2021 dal Consigliere Rosita D’Angiolella.

 

Fatto

RITENUTO

che:

1. Con sentenza n. 328/16/13 depositata in data 17 settembre 2013, la Commissione tributaria regionale della Sicilia, sez. distaccata di Siracusa (di seguito, CTR), rigettava l’appello proposto dalla società Sa.Bra Elettronica s.r.l., avverso la sentenza n. 354/1/11 della Commissione tributaria provinciale di Siracusa, con cui, a sua volta, era stato rigettato il ricorso della società contribuente contro l’avviso di accertamento, per II.DD. e IVA, relativo all’anno 1999.

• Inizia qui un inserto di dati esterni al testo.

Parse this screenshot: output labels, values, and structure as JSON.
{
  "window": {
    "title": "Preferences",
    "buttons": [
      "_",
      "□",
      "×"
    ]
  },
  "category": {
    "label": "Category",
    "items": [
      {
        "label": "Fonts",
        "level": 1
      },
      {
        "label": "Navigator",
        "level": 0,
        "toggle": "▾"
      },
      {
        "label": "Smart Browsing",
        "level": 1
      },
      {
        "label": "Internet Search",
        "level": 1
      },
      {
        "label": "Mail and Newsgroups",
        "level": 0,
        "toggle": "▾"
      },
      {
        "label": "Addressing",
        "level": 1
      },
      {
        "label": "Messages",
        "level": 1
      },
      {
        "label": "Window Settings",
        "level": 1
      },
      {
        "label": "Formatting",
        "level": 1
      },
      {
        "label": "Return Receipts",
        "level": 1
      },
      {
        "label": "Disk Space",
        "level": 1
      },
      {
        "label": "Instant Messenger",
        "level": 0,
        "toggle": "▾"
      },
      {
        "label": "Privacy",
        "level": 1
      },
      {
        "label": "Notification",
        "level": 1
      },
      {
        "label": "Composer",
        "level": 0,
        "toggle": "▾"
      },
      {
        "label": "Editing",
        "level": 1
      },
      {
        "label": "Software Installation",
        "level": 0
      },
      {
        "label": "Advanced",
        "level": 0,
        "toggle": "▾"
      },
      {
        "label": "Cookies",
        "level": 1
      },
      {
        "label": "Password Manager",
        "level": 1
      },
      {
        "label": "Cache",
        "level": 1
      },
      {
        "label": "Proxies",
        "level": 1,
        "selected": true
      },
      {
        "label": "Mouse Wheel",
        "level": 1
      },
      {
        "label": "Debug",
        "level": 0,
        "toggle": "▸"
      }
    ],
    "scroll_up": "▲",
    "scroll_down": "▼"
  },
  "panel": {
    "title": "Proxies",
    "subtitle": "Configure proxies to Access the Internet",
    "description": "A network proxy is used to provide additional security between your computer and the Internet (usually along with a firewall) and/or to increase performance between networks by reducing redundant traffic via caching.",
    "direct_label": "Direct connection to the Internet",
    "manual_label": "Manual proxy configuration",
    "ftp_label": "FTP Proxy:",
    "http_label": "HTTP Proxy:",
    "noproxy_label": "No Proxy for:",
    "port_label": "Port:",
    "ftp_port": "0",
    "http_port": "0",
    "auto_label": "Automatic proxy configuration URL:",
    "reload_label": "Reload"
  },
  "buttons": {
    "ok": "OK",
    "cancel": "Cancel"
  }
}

2. Il Giudice di appello, in particolare, ribadiva la proroga dall’azione accertativa da parte dell’Amministrazione di cui alla L. n. 289 del 2002, art. 10, nonché la preclusione per la società contribuente di avvalersi delle disposizioni agevolative di cui alla medesima legge, artt. 7-9, per mancata definizione del p.v.c..

3. La società contribuente ha proposto ricorso per cassazione avverso la sentenza della CTR, affidato a sei motivi.

4. L’Agenzia delle entrate ha resistito con controricorso.

Diritto

CONSIDERATO

che:

1. Con il primo motivo d’impugnazione, la società ricorrente denuncia il vizio di motivazione, in relazione all’art. 360 c.p.c., comma 1, n. 5, per aver la Commissione tributaria regionale compiuto “un ragionamento fortemente lacunoso con i nessi logici mancanti tra premessa e conseguenze che se ne vogliono trarre, in violazione del principio di aritmetica elementare”, nella parte in cui, nonostante a seguito del verbale di constatazione del (OMISSIS) la società aveva provveduto a recepire il rilievo, annotando nella propria contabilità la dicitura “non imponibili ai sensi dell’art. 7”, ha ritenuto che non v’era coincidenza tra il corrispettivo dichiarato e quello accertato dall’Ufficio.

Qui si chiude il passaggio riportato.